Thatcher faced risks too, redoubtable enemies even though they were not as dangerous as the Nazis. It might have been her lack of humour stopped her seeing how risible was the most ludicrous measure she adopted against them. 

She argued that terrorists ought to be denied the “oxygen of publicity.” Now one can argue against this proposition. One can argue that it implies a restriction of a fundamental right, freedom of speech. One can argue that it is better to hear what the terrorists have to say than to leave them in the dark to hatch ever more desperate plots. But even if one agrees that they should be denied publicity, one can’t argue is that it makes any kind of sense to allow their words to be heard, though not their voices.

That was the situation Thatcher created. In 1988, she banned leaders of organisations associated with terrorism from being heard on broadcast media. So for six years we had the ridiculous sight of people like Gerry Adams or Martin McGuinness being interviewed on TV with an actor dubbing the words they were speaking. Words but not voices? Was that denying them the oxygen of publicity?

That was only the most laughable act against the IRA. Far less funny were the repeated attempts to crush them by military force, which created martyrs and gave the movement momentum, or the use of deeply anti-democratic actions, such as detention without trial, which also attracted new support for the cause.
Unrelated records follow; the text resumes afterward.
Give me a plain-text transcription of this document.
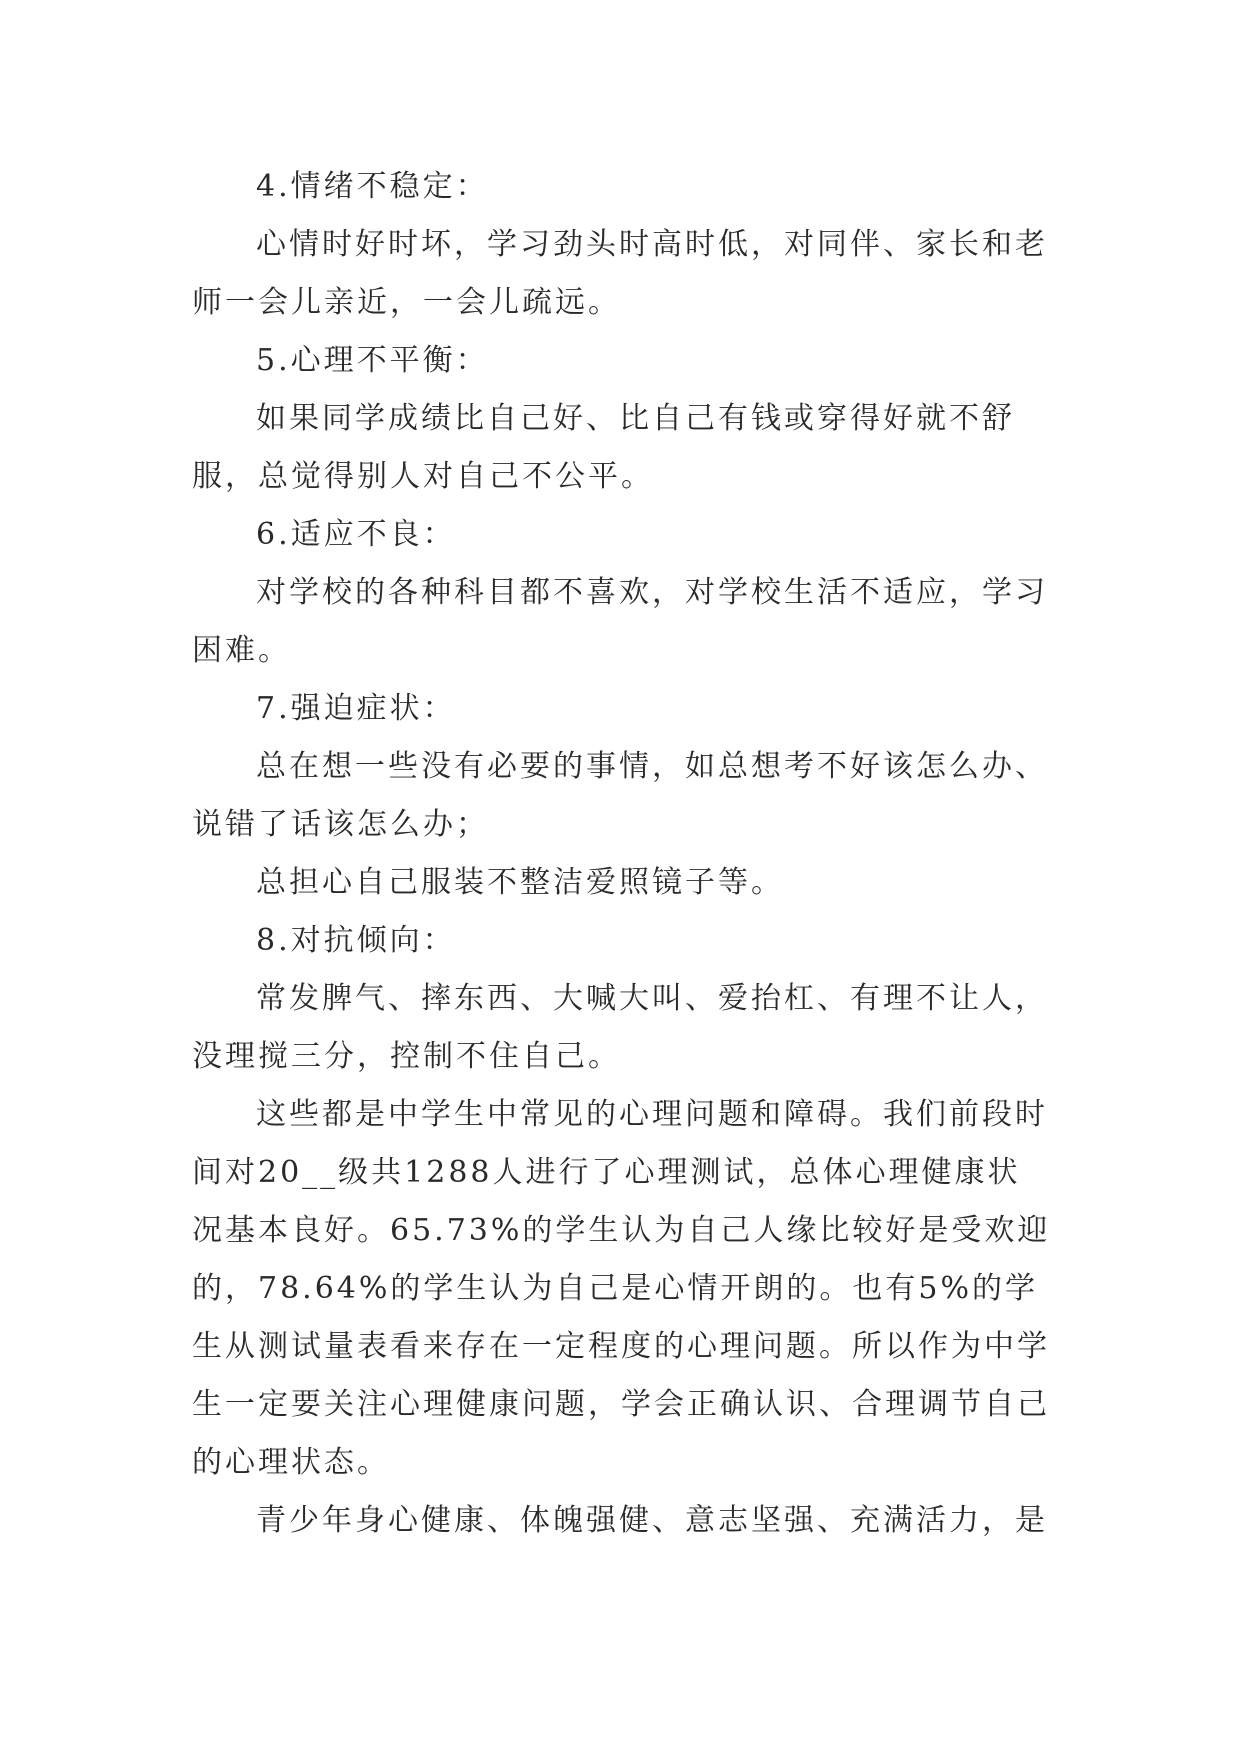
4.情绪不稳定：

心情时好时坏，学习劲头时高时低，对同伴、家长和老师一会儿亲近，一会儿疏远。

5.心理不平衡：

如果同学成绩比自己好、比自己有钱或穿得好就不舒服，总觉得别人对自己不公平。

6.适应不良：

对学校的各种科目都不喜欢，对学校生活不适应，学习困难。

7.强迫症状：

总在想一些没有必要的事情，如总想考不好该怎么办、说错了话该怎么办；

总担心自己服装不整洁爱照镜子等。

8.对抗倾向：

常发脾气、摔东西、大喊大叫、爱抬杠、有理不让人，没理搅三分，控制不住自己。

这些都是中学生中常见的心理问题和障碍。我们前段时间对20__级共1288人进行了心理测试，总体心理健康状况基本良好。65.73%的学生认为自己人缘比较好是受欢迎的，78.64%的学生认为自己是心情开朗的。也有5%的学生从测试量表看来存在一定程度的心理问题。所以作为中学生一定要关注心理健康问题，学会正确认识、合理调节自己的心理状态。

青少年身心健康、体魄强健、意志坚强、充满活力，是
None of these were specifically Tory, incidentally: Labour was just as guilty of them.

If the troubles came to an end, it wasn’t ludicrous restrictions on broadcasts or administrative measures taken in flagrant contradiction of democratic principles that beat the IRA, it was outstanding intelligence operations leading to deep penetration of paramilitary organisations, and action to alleviate the difficulties of the minority in Northern Ireland, so that the IRA was denied the pool of disaffection from which it recruited.

Now roll forward nearly twenty years.

Britain once more faces a terrorist threat. Indeed, there hasn’t been a moment since the Good Friday agreement when we haven’t faced such a threat. And what has been the reaction of government, and indeed of much of the people? Churchillian good humour and a courageous stand to protect the very rights the terrorists threaten? Sadly, anything but.
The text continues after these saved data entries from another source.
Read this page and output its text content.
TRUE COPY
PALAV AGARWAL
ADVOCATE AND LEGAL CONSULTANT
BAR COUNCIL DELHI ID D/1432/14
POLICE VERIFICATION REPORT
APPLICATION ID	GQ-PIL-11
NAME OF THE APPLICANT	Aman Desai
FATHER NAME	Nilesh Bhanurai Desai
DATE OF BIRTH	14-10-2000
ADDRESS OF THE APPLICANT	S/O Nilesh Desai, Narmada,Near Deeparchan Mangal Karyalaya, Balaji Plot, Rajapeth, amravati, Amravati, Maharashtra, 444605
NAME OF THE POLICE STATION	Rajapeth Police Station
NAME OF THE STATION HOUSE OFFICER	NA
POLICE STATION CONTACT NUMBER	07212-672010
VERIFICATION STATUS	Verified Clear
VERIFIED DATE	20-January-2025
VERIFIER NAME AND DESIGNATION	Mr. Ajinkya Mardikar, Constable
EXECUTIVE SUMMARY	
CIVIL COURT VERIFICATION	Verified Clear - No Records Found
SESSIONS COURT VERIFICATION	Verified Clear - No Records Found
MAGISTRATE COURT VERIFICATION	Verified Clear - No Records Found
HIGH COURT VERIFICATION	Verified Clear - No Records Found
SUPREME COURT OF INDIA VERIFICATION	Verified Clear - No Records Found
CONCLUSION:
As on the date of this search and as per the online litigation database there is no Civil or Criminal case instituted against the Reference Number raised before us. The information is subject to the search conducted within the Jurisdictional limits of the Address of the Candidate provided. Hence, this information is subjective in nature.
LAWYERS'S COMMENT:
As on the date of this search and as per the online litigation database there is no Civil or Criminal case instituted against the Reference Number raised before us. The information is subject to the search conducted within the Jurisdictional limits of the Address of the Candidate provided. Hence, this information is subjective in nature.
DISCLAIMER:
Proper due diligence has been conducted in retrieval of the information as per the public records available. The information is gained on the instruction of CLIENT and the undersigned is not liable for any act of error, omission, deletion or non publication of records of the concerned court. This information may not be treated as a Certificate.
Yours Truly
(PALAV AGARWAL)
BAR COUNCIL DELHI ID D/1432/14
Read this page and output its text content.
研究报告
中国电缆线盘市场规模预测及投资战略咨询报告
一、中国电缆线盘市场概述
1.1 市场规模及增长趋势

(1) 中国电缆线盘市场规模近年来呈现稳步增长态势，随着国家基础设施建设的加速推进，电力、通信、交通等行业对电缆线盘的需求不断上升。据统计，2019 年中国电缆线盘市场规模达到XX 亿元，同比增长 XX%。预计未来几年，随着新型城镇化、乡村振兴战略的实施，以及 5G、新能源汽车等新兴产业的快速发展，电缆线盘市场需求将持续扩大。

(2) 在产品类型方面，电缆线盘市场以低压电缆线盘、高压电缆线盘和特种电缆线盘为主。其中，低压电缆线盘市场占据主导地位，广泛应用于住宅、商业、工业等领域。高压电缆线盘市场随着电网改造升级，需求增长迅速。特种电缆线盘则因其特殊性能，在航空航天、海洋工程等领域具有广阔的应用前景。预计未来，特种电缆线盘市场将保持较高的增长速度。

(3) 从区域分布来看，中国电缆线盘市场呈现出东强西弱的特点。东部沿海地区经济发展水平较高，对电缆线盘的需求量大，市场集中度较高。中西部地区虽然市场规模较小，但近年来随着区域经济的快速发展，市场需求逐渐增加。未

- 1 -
No, it’s back to authoritarian measures. Worries that young Britons who have travelled to the Middle East to join organisations such as the Islamic State, might come back as hardened jihadists, is leading to a popular wish to deny them entry to the country. That’s denying British citizens entry to Britain. And on mere suspicion.

That undermines the very foundation of what citizenship means.

Certainly some of those banned, if these powers are adopted, will be wholly innocent of any offence or even the intention of committing an offence. The fact of banning even real jihadists will whip up sympathy for them and probably for their cause. The move will be as counter-productive as detention without trial was in Northern Ireland.

And what threat do we face? We used to have IRA attacks in London every couple of months. We have yet to see a single attack by Isis. IRA members could travel to the rest of the UK without passports and without any kind of check. Isis members coming back from Iraq will be known to the security services. It’s hard to see how this can be as serious a threat as Thatcher faced, let alone Churchill.

It’s time to grow a little courage. See the threat for what it is. Prepare for it, arm ourselves against it (above all with more of the kind of intelligence that beat the IRA), but don’t give up our fundamental principles in panic at it.

And above all – find that old Churchillian sense of humour. Laugh a little. Overcome fear. And only then dig in.

2 comments:

  1. How can you accuse someone who said, Everybody needs a willy, of being humourless?

    ReplyDelete
  2. Deprecating others she was good at. Self-deprecation, or just not taking herself quite so seriously, she had trouble with.